Players of villains must accept a certain level of risk. Players of psychotic killers or highly active terrorists accept the most risk (these are the sorts of characters who attempt mass murder every turn). That risk comes in two flavors: NPC and PC. The PC risk is that the villain will piss off enough of the PCs to generate a fatal backlash. The NPC risk is much the same, but it takes longer to drive NPCs to retaliate. If you play a villain with a high body count, you should go into the game with the full expectation that the villain will eventually meet his end. The best attitude is to ask the GM to drop the script immunity from your character and play the villain until someone does away with him. That gives satisfaction for the heroes, to have rid the world of an evil menace, and gives satisfaction to the villain's player, to have gone out in a blaze of glory. If you're not comfortable with eventually losing the villain, you're better off not playing a mass-murderer.

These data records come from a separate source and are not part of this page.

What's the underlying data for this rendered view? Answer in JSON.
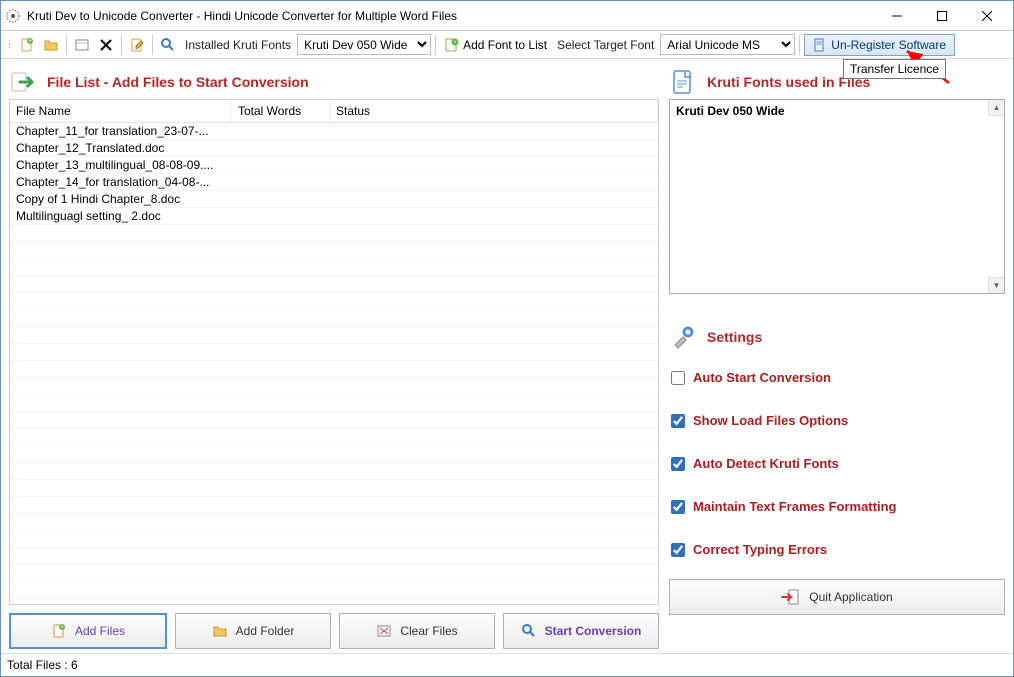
{
  "window": {
    "title": "Kruti Dev to Unicode Converter - Hindi Unicode Converter for Multiple Word Files"
  },
  "toolbar": {
    "installed_label": "Installed Kruti Fonts",
    "kruti_font_selected": "Kruti Dev 050 Wide",
    "add_font_label": "Add Font to List",
    "select_target_label": "Select Target Font",
    "target_font_selected": "Arial Unicode MS",
    "unregister_label": "Un-Register Software"
  },
  "tooltip": "Transfer Licence",
  "file_list": {
    "header": "File List - Add Files to Start Conversion",
    "columns": {
      "fname": "File Name",
      "twords": "Total Words",
      "status": "Status"
    },
    "rows": [
      {
        "fname": "Chapter_11_for translation_23-07-..."
      },
      {
        "fname": "Chapter_12_Translated.doc"
      },
      {
        "fname": "Chapter_13_multilingual_08-08-09...."
      },
      {
        "fname": "Chapter_14_for translation_04-08-..."
      },
      {
        "fname": "Copy of 1 Hindi Chapter_8.doc"
      },
      {
        "fname": "Multilinguagl setting_ 2.doc"
      }
    ]
  },
  "buttons": {
    "add_files": "Add Files",
    "add_folder": "Add Folder",
    "clear_files": "Clear Files",
    "start": "Start Conversion",
    "quit": "Quit Application"
  },
  "kruti_fonts": {
    "header": "Kruti Fonts used in Files",
    "items": [
      "Kruti Dev 050 Wide"
    ]
  },
  "settings": {
    "header": "Settings",
    "options": [
      {
        "label": "Auto Start Conversion",
        "checked": false
      },
      {
        "label": "Show Load Files Options",
        "checked": true
      },
      {
        "label": "Auto Detect Kruti Fonts",
        "checked": true
      },
      {
        "label": "Maintain Text Frames Formatting",
        "checked": true
      },
      {
        "label": "Correct Typing Errors",
        "checked": true
      }
    ]
  },
  "statusbar": "Total Files :  6"
}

From a GM's point of view, the ideal Crossover Earth player character villain is a person with something driving them. It may be something like Angel's divine command to punish sinners, or it might be the need to acquire material wealth. Whatever that driving force, it should cause the villains to do something. Villains should be willing to do their own dirty work (the Lex Luthors of the CE world are typically under the GM's control). The ideal villain would generate several month's worth of overts out of a single idea.
For example, a villain who was driven to acquire wealth could just rob banks month after month. Eventually, that gets boring. Instead, he could plan to rob a diamond show, and spend one month infiltrating the exhibition hall where the diamonds will be stored, another month laying false trails for the heroes, and a month actually trying the heist.

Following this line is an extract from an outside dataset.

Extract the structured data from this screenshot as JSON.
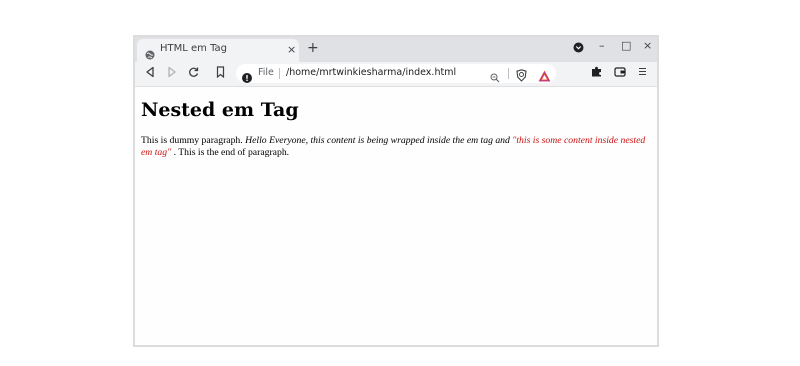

That's not to say that robbing banks is bad. Robbing banks (or a jewelry store, or an armored truck, etc) is a time honored villain tradition, and is a good 'filler' overt for when the villain is otherwise unoccupied. Often, robbing a bank will lead to a running rivalry with the hero who stopped the villain. In CE II Angel spent half her time in plots against the hero who foiled her first attack on a prime-time television evangelist.
From a GM's point of view, the least ideal Crossover Earth player character villain is a strict mercenary. A mercenary generates no plot-lines, and requires the GM to generate plot-lines just to keep the character busy every month. While a mercenary character is certainly easier for the player, it generates more work for the GM. That's not to say that mercenary player characters don't have their place, it's just useful to realize their impact on the game. Looked at another way, if every player played a hero and a mercenary villain, it would be the same amount of work for the GM as if they each played two heroes.